Ma, tra tutte le dicerie che avvolsero l’Imperatore, una in particolare ci riporta alla domanda iniziale sul confuso binomio tra comando ed esasperazione dell’arte: quella di Nerone nel ruolo di cantore intento a celebrare l’incendio. Ne troviamo una raffigurazione moderna nell’illustrazione riprodotta in apertura: si tratta della copertina scelta dalla band heavy-metal “Imperivm” per il proprio album del 2017 “Rome Burns”. La band rappresenta un caso per nulla comune nel panorama power-metal, perché si discosta dalle tematiche di fantasia comuni nel genere, per concentrarsi invece sulla Storia documentata di Roma Antica.

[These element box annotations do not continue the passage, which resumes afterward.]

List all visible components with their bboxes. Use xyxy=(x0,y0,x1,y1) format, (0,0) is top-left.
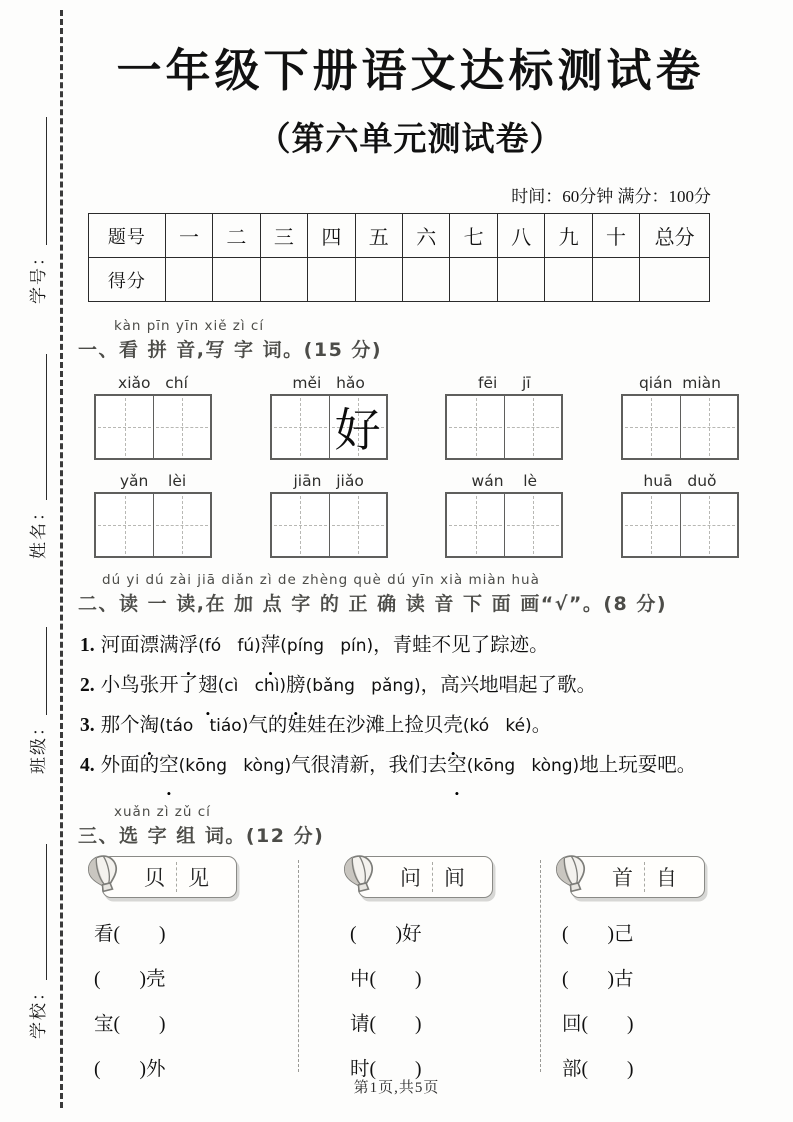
question-number-cell: 八 xyxy=(497,214,544,258)
writing-cell xyxy=(623,494,680,556)
word-item: ( )好 xyxy=(350,912,493,957)
section2-pinyin: dú yi dú zài jiā diǎn zì de zhèng què dú… xyxy=(78,572,743,588)
writing-unit: wán lè xyxy=(445,472,563,558)
sentence-text: 。 xyxy=(532,715,552,736)
word-pinyin-label: měi hǎo xyxy=(270,374,388,392)
dotted-character: 淘 xyxy=(140,706,160,746)
writing-unit: fēi jī xyxy=(445,374,563,460)
dotted-character: 萍 xyxy=(261,626,281,666)
choice-character: 贝 xyxy=(133,862,176,892)
writing-cell xyxy=(504,494,561,556)
hot-air-balloon-icon xyxy=(82,850,126,901)
question-number-cell: 五 xyxy=(355,214,402,258)
section3-pinyin: xuǎn zì zǔ cí xyxy=(78,804,743,820)
question-number-cell: 七 xyxy=(450,214,497,258)
writing-cell xyxy=(504,396,561,458)
word-pinyin-label: fēi jī xyxy=(445,374,563,392)
word-pinyin-label: jiān jiǎo xyxy=(270,472,388,490)
field-underline xyxy=(46,354,47,500)
writing-box xyxy=(94,492,212,558)
sidebar-field-label: 班级： xyxy=(29,717,48,774)
score-cell xyxy=(545,258,592,302)
sentence: 1.河面漂满浮(fó fú)萍(píng pín)，青蛙不见了踪迹。 xyxy=(80,626,743,666)
dotted-character: 翅 xyxy=(198,666,218,706)
word-item: ( )己 xyxy=(562,912,705,957)
writing-box-row: yǎn lèijiān jiǎowán lèhuā duǒ xyxy=(94,472,739,558)
sentence: 3.那个淘(táo tiáo)气的娃娃在沙滩上捡贝壳(kó ké)。 xyxy=(80,706,743,746)
sentence-text: 地上玩耍吧。 xyxy=(579,755,696,776)
question-number-cell: 四 xyxy=(308,214,355,258)
writing-unit: xiǎo chí xyxy=(94,374,212,460)
dotted-character: 空 xyxy=(159,746,179,786)
writing-cell xyxy=(680,494,737,556)
word-pinyin-label: xiǎo chí xyxy=(94,374,212,392)
sidebar-field-label: 学号： xyxy=(29,247,48,304)
sentence-number: 1. xyxy=(80,635,95,656)
choice-character: 问 xyxy=(389,862,432,892)
word-item: 中( ) xyxy=(350,957,493,1002)
score-row-label: 得分 xyxy=(89,258,166,302)
choice-tag: 首自 xyxy=(570,856,705,898)
score-cell xyxy=(260,258,307,302)
pinyin-options: (táo tiáo) xyxy=(159,716,248,736)
page-title: 一年级下册语文达标测试卷 xyxy=(78,34,743,99)
choice-character: 自 xyxy=(644,862,688,892)
word-item: 回( ) xyxy=(562,1002,705,1047)
sentence-text: 小鸟张开了 xyxy=(101,675,199,696)
question-number-cell: 三 xyxy=(260,214,307,258)
word-pinyin-label: qián miàn xyxy=(621,374,739,392)
question-number-row: 题号一二三四五六七八九十总分 xyxy=(89,214,710,258)
column-divider xyxy=(298,860,299,1072)
word-choice-group: 首自( )己( )古回( )部( ) xyxy=(562,856,705,1092)
sentence-text: ，青蛙不见了踪迹。 xyxy=(373,635,549,656)
pinyin-options: (bǎng pǎng) xyxy=(306,676,421,696)
word-pinyin-label: yǎn lèi xyxy=(94,472,212,490)
sidebar-field: 学号： xyxy=(24,117,49,304)
score-cell xyxy=(497,258,544,302)
writing-cell xyxy=(272,396,329,458)
score-cell xyxy=(592,258,639,302)
sentence-text: 气很清新，我们去 xyxy=(291,755,447,776)
score-cell xyxy=(403,258,450,302)
section2-heading: 二、读 一 读,在 加 点 字 的 正 确 读 音 下 面 画“√”。(8 分) xyxy=(78,589,743,616)
question-row-label: 题号 xyxy=(89,214,166,258)
sentence-text: 气的娃娃在沙滩上捡贝 xyxy=(248,715,443,736)
hot-air-balloon-icon xyxy=(338,850,382,901)
word-pinyin-label: huā duǒ xyxy=(621,472,739,490)
sentence-number: 2. xyxy=(80,675,95,696)
section1-writing-grid: xiǎo chíměi hǎo好fēi jīqián miànyǎn lèiji… xyxy=(78,374,743,558)
score-cell xyxy=(308,258,355,302)
writing-cell xyxy=(96,396,153,458)
field-underline xyxy=(46,844,47,980)
exam-paper: 一年级下册语文达标测试卷 （第六单元测试卷） 时间：60分钟 满分：100分 题… xyxy=(78,0,743,1086)
word-item: ( )古 xyxy=(562,957,705,1002)
sentence-text: 河面漂满 xyxy=(101,635,179,656)
writing-unit: měi hǎo好 xyxy=(270,374,388,460)
score-cell xyxy=(450,258,497,302)
hot-air-balloon-icon xyxy=(550,850,594,901)
section3-heading: 三、选 字 组 词。(12 分) xyxy=(78,821,743,848)
writing-unit: jiān jiǎo xyxy=(270,472,388,558)
sidebar-field: 班级： xyxy=(24,627,49,774)
writing-box xyxy=(94,394,212,460)
word-item: ( )壳 xyxy=(94,957,237,1002)
writing-box xyxy=(270,492,388,558)
exam-meta: 时间：60分钟 满分：100分 xyxy=(78,182,743,207)
pinyin-options: (kōng kòng) xyxy=(467,756,580,776)
writing-box xyxy=(621,492,739,558)
score-cell xyxy=(355,258,402,302)
column-divider xyxy=(540,860,541,1072)
sidebar-field-label: 学校： xyxy=(29,982,48,1039)
dotted-character: 膀 xyxy=(286,666,306,706)
writing-cell xyxy=(680,396,737,458)
sidebar-field: 姓名： xyxy=(24,354,49,559)
question-number-cell: 九 xyxy=(545,214,592,258)
dotted-character: 壳 xyxy=(443,706,463,746)
word-item: 请( ) xyxy=(350,1002,493,1047)
writing-box xyxy=(445,394,563,460)
writing-cell xyxy=(272,494,329,556)
word-item-list: 看( )( )壳宝( )( )外 xyxy=(94,912,237,1092)
score-cell xyxy=(213,258,260,302)
section1-pinyin: kàn pīn yīn xiě zì cí xyxy=(78,318,743,334)
writing-box xyxy=(621,394,739,460)
score-table: 题号一二三四五六七八九十总分得分 xyxy=(88,213,710,302)
choice-tag: 贝见 xyxy=(102,856,237,898)
sentence-number: 3. xyxy=(80,715,95,736)
writing-cell: 好 xyxy=(329,396,386,458)
question-number-cell: 一 xyxy=(165,214,212,258)
page-footer: 第1页,共5页 xyxy=(0,1076,793,1097)
writing-cell xyxy=(623,396,680,458)
question-number-cell: 十 xyxy=(592,214,639,258)
score-cell xyxy=(165,258,212,302)
writing-cell xyxy=(447,396,504,458)
sentence: 4.外面的空(kōng kòng)气很清新，我们去空(kōng kòng)地上玩… xyxy=(80,746,743,786)
writing-unit: huā duǒ xyxy=(621,472,739,558)
writing-cell xyxy=(153,396,210,458)
writing-box xyxy=(445,492,563,558)
score-cell xyxy=(640,258,710,302)
writing-cell xyxy=(329,494,386,556)
sentence: 2.小鸟张开了翅(cì chì)膀(bǎng pǎng)，高兴地唱起了歌。 xyxy=(80,666,743,706)
writing-unit: yǎn lèi xyxy=(94,472,212,558)
score-row: 得分 xyxy=(89,258,710,302)
writing-cell xyxy=(153,494,210,556)
choice-tag: 问间 xyxy=(358,856,493,898)
sample-character: 好 xyxy=(330,396,386,458)
question-number-cell: 二 xyxy=(213,214,260,258)
word-item-list: ( )好中( )请( )时( ) xyxy=(350,912,493,1092)
word-item: 宝( ) xyxy=(94,1002,237,1047)
word-item: 看( ) xyxy=(94,912,237,957)
word-item-list: ( )己( )古回( )部( ) xyxy=(562,912,705,1092)
section2-sentences: 1.河面漂满浮(fó fú)萍(píng pín)，青蛙不见了踪迹。2.小鸟张开… xyxy=(80,626,743,786)
sentence-text: 那个 xyxy=(101,715,140,736)
writing-cell xyxy=(447,494,504,556)
writing-box: 好 xyxy=(270,394,388,460)
choice-character: 间 xyxy=(432,862,476,892)
dotted-character: 空 xyxy=(447,746,467,786)
writing-box-row: xiǎo chíměi hǎo好fēi jīqián miàn xyxy=(94,374,739,460)
question-number-cell: 六 xyxy=(403,214,450,258)
question-number-cell: 总分 xyxy=(640,214,710,258)
sentence-text: ，高兴地唱起了歌。 xyxy=(421,675,597,696)
sidebar-field: 学校： xyxy=(24,844,49,1039)
word-choice-group: 问间( )好中( )请( )时( ) xyxy=(350,856,493,1092)
writing-unit: qián miàn xyxy=(621,374,739,460)
field-underline xyxy=(46,627,47,715)
seal-line xyxy=(60,10,63,1108)
pinyin-options: (kó ké) xyxy=(463,716,532,736)
field-underline xyxy=(46,117,47,245)
writing-cell xyxy=(96,494,153,556)
dotted-character: 浮 xyxy=(179,626,199,666)
pinyin-options: (fó fú) xyxy=(198,636,261,656)
page-subtitle: （第六单元测试卷） xyxy=(78,113,743,160)
choice-character: 见 xyxy=(176,862,220,892)
pinyin-options: (kōng kòng) xyxy=(179,756,292,776)
sentence-number: 4. xyxy=(80,755,95,776)
section1-heading: 一、看 拼 音,写 字 词。(15 分) xyxy=(78,335,743,362)
word-pinyin-label: wán lè xyxy=(445,472,563,490)
sidebar-field-label: 姓名： xyxy=(29,502,48,559)
choice-character: 首 xyxy=(601,862,644,892)
pinyin-options: (cì chì) xyxy=(218,676,286,696)
section3-word-groups: 贝见看( )( )壳宝( )( )外 问间( )好中( )请( )时( ) 首自… xyxy=(78,856,743,1086)
pinyin-options: (píng pín) xyxy=(280,636,373,656)
word-choice-group: 贝见看( )( )壳宝( )( )外 xyxy=(94,856,237,1092)
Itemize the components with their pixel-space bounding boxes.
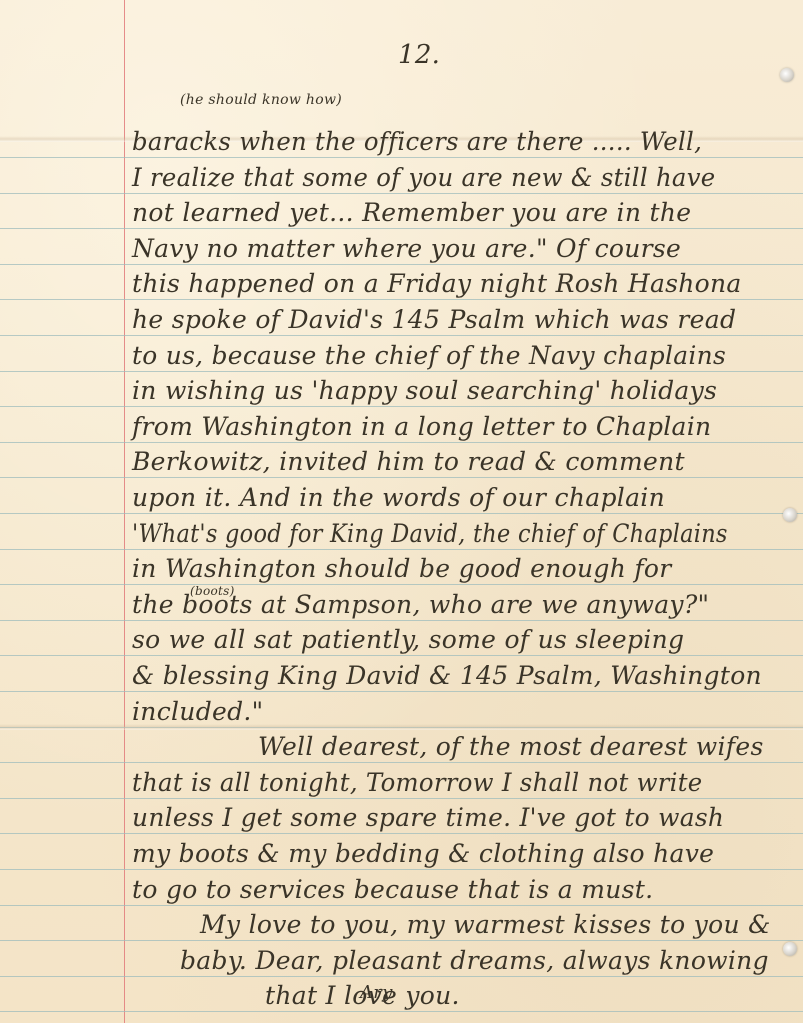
ruled-line xyxy=(0,584,803,585)
letter-line: baracks when the officers are there ....… xyxy=(132,127,702,156)
letter-line: unless I get some spare time. I've got t… xyxy=(132,803,724,832)
signature: Ary xyxy=(360,982,393,1003)
letter-line: in wishing us 'happy soul searching' hol… xyxy=(132,376,717,405)
letter-line: & blessing King David & 145 Psalm, Washi… xyxy=(132,661,762,690)
ruled-line xyxy=(0,620,803,621)
ruled-line xyxy=(0,228,803,229)
letter-line: Berkowitz, invited him to read & comment xyxy=(132,447,685,476)
punch-hole xyxy=(780,68,794,82)
ruled-line xyxy=(0,833,803,834)
ruled-line xyxy=(0,157,803,158)
letter-line: this happened on a Friday night Rosh Has… xyxy=(132,269,742,298)
ruled-line xyxy=(0,976,803,977)
punch-hole xyxy=(783,508,797,522)
letter-line: baby. Dear, pleasant dreams, always know… xyxy=(180,946,769,975)
ruled-line xyxy=(0,940,803,941)
ruled-line xyxy=(0,905,803,906)
ruled-line xyxy=(0,335,803,336)
punch-hole xyxy=(783,942,797,956)
letter-line: My love to you, my warmest kisses to you… xyxy=(200,910,771,939)
page-number: 12. xyxy=(398,40,440,70)
letter-line: to go to services because that is a must… xyxy=(132,875,653,904)
ruled-line xyxy=(0,762,803,763)
ruled-line xyxy=(0,1011,803,1012)
ruled-line xyxy=(0,264,803,265)
ruled-line xyxy=(0,869,803,870)
letter-line: 'What's good for King David, the chief o… xyxy=(132,519,728,548)
letter-line: not learned yet... Remember you are in t… xyxy=(132,198,691,227)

Il disco “Rome Burns” in particolare, come si intuisce già dal titolo, dedica – tra i numerosi personaggi ed eventi trattati – profonda attenzione proprio alla vita di Nerone e alla “Domus Aurea”.

L’illustrazione scelta dalla band ritrae infatti il passo seguente dello storico Tacito (Annales XV, 39) che è all’origine dell’ultima diceria su Nerone di cui abbiamo accennato: “… si era diffusa la voce che proprio nel momento in cui Roma era in preda alle fiamme, egli fosse salito sul palcoscenico del suo palazzo a cantare la distruzione di Troia, paragonando il disastro presente alle antiche sventure.”

Anche il testo della canzone che dà il titolo all’album è un’attenta interpretazione raffigurativa – in questo caso “interiore” – del passo: Nerone osserva rapito e segretamente compiaciuto il disastro (… “It was not my fault but I am glad”), già assorto in grandiosi progetti (We’ll rebuild from the Domus Aurea”). È consapevole che il sospetto si punterà su di lui (“Someone we’ll blame me…”), ma la questione è in fondo appena un dettaglio: per l’Imperatore la colpa è della popolazione meschina, mediocre e grossolana, che si affolla in tuguri maleodoranti (“…but the truth is that the fault is only theirs. Herded like animals, in dark and smelly streets”). La città stessa sembra in qualche modo invocare il fuoco della catarsi (“Rome burns to breath fresh air, that will sprout from the last flare…” ).

Come già detto, la veridicità del passo di Tacito è incerta, e l’autore stesso non lo dissimula. Tuttavia, se il fatto fosse accaduto realmente, la narrazione e l’interpretazione svolte dalla band sarebbero perfettamente verosimili: Nerone avrebbe potuto davvero considerare l’incendio di Roma come “il suo capolavoro”. E questo non solo nel caso che ne fosse stato realmente il pianificatore. Anche solo rimanendo naturalmente colpito dalla drammaticità del disastro, l’Imperatore avrebbe infatti potuto esserne “ispirato”, considerandolo un segno: una “chiamata” al ruolo di “artista supremo” che sentiva suo, designato a edificare una “nuova Roma” a partire dalla sua “Domus Aurea”.

Dunque, in conclusione torna una domanda, che in realtà ne racchiude molte: Nerone fu l’imperatore? Fu il tiranno?… il folle? Oppure, l’artista mancato? Il visionario?…

Forse, non lo seppe mai neppure lui stesso.